We’re a couple of weeks away from the first anniversary of the series of events that brought the world of sports to a screeching halt and forced ESPN to figure out what the hell it was supposed to do when the only thing the network could really cover was the lack of athletics, which doesn’t exactly make for appointment viewing.
However, the same can’t be said for The Last Dance, as the ten-part documentary series became an instant hit when it premiered a few months before it was originally scheduled to air. The show not only sparked renewed interest in Michael Jordan’s career but the many pieces of memorabilia stemming from it, as sales of Bulls-related items spiked over 5,000% in its wake.

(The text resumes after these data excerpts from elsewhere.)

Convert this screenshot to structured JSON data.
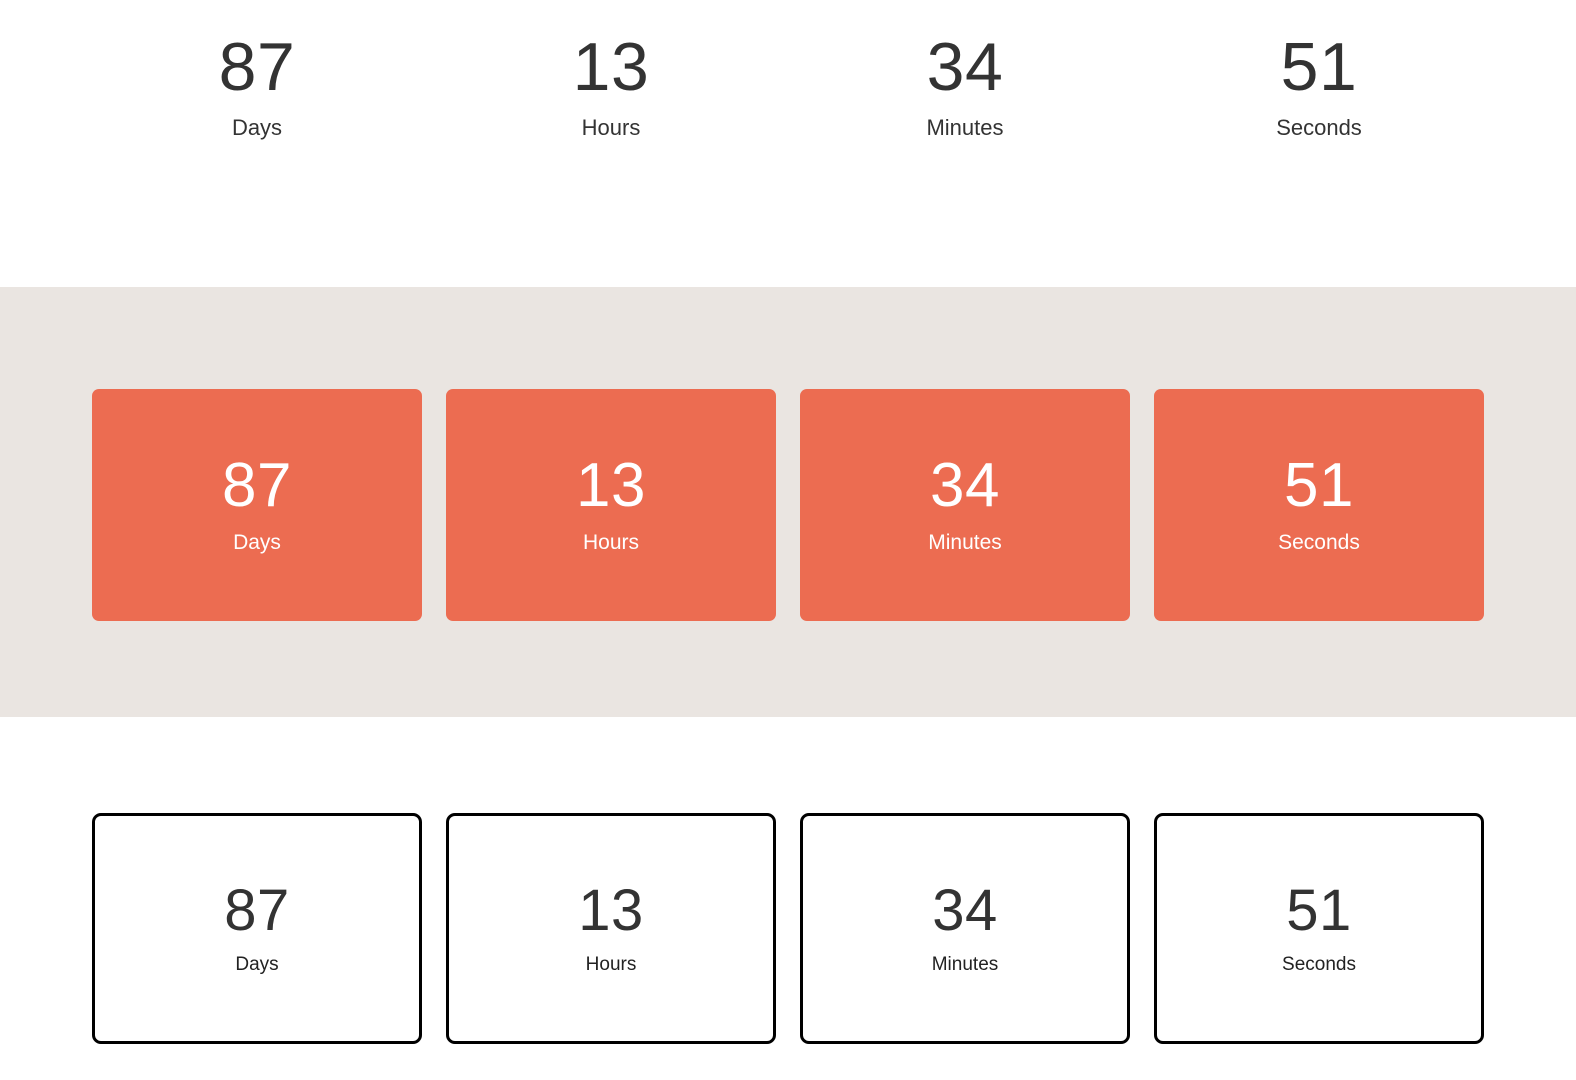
{
  "colors": {
    "accent_orange": "#ec6c51",
    "band_beige": "#eae5e1",
    "text_dark": "#333333",
    "text_light": "#ffffff",
    "outline_black": "#000000",
    "page_background": "#ffffff"
  },
  "countdown": {
    "days": "87",
    "hours": "13",
    "minutes": "34",
    "seconds": "51",
    "labels": {
      "days": "Days",
      "hours": "Hours",
      "minutes": "Minutes",
      "seconds": "Seconds"
    }
  },
  "variants": [
    {
      "style": "plain-text",
      "units": [
        {
          "value": "87",
          "label": "Days"
        },
        {
          "value": "13",
          "label": "Hours"
        },
        {
          "value": "34",
          "label": "Minutes"
        },
        {
          "value": "51",
          "label": "Seconds"
        }
      ]
    },
    {
      "style": "filled-card",
      "units": [
        {
          "value": "87",
          "label": "Days"
        },
        {
          "value": "13",
          "label": "Hours"
        },
        {
          "value": "34",
          "label": "Minutes"
        },
        {
          "value": "51",
          "label": "Seconds"
        }
      ]
    },
    {
      "style": "outlined-card",
      "units": [
        {
          "value": "87",
          "label": "Days"
        },
        {
          "value": "13",
          "label": "Hours"
        },
        {
          "value": "34",
          "label": "Minutes"
        },
        {
          "value": "51",
          "label": "Seconds"
        }
      ]
    }
  ]
}
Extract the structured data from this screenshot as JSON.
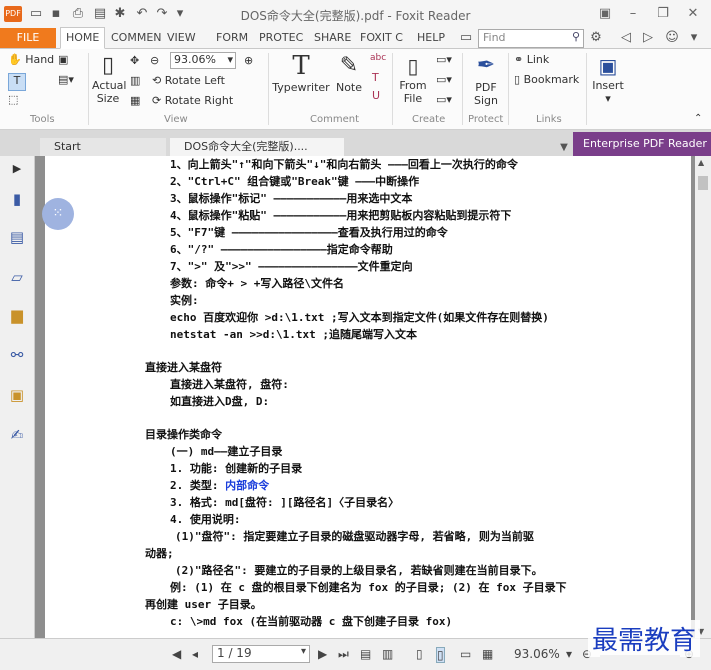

If you look at what’s transpired since then, it appears the collectibles market benefited from the trickle-down effect, as Jordan seems to have played a significant role in kicking off the feeding frenzy that appears to be increasing in ferocity with each passing day. Based on the hype surrounding the Top Shot highlights that have taken the world by storm for reasons my simple mind is still unable to process, virtual keepsakes could be the future, but there’s still plenty of demand for things you can hold in your hand—including a Luka Doncic rookie card that recently shattered a record.
Doncic has shown an incredible amount of promise since being drafted in 2018 before winning Rookie of the Year honors the season before he earned a spot in the All-Star Game and on the All-NBA First Team. It’s easy to draw a parallel between him and Patrick Mahomes, and while the Mavericks guard hasn’t taken home a title, he currently seems poised to become one of the best of the next generation of NBA players.
It would appear collector Nick Fiorello believes Doncic is going to live up to the potential he’s shown so far, as I have a hard time someone who doesn’t believe the Slovenian has what it takes to be the Next Big Thing would drop $4.6 million on a one-of-a-kind rookie card featuring the player’s signature and the NBA patch from one of his jerseys.
At $4.6M, that's a new record for the highest price that's ever been paid for a basketball card.
And it was pulled during a live break by @LaytonSports.
— Will Weinraub (@willweinraub) March 1, 2021
According to TMZ, the deal set a new record for the most expensive NBA card ever sold and is the second-priciest item of all-time in that category behind a 1952 Mickey Mantle card that was sold for $5.2 million in January (although that transaction took place over 50 years after the Yankees slugger retired as opposed to less than three years into his career.)
You have to imagine Fiorello is looking at this as a long-term investment, so while you’re not going to want to hold your breath, it’ll be very interesting to see if (and how much) it pays off when everything is said and done.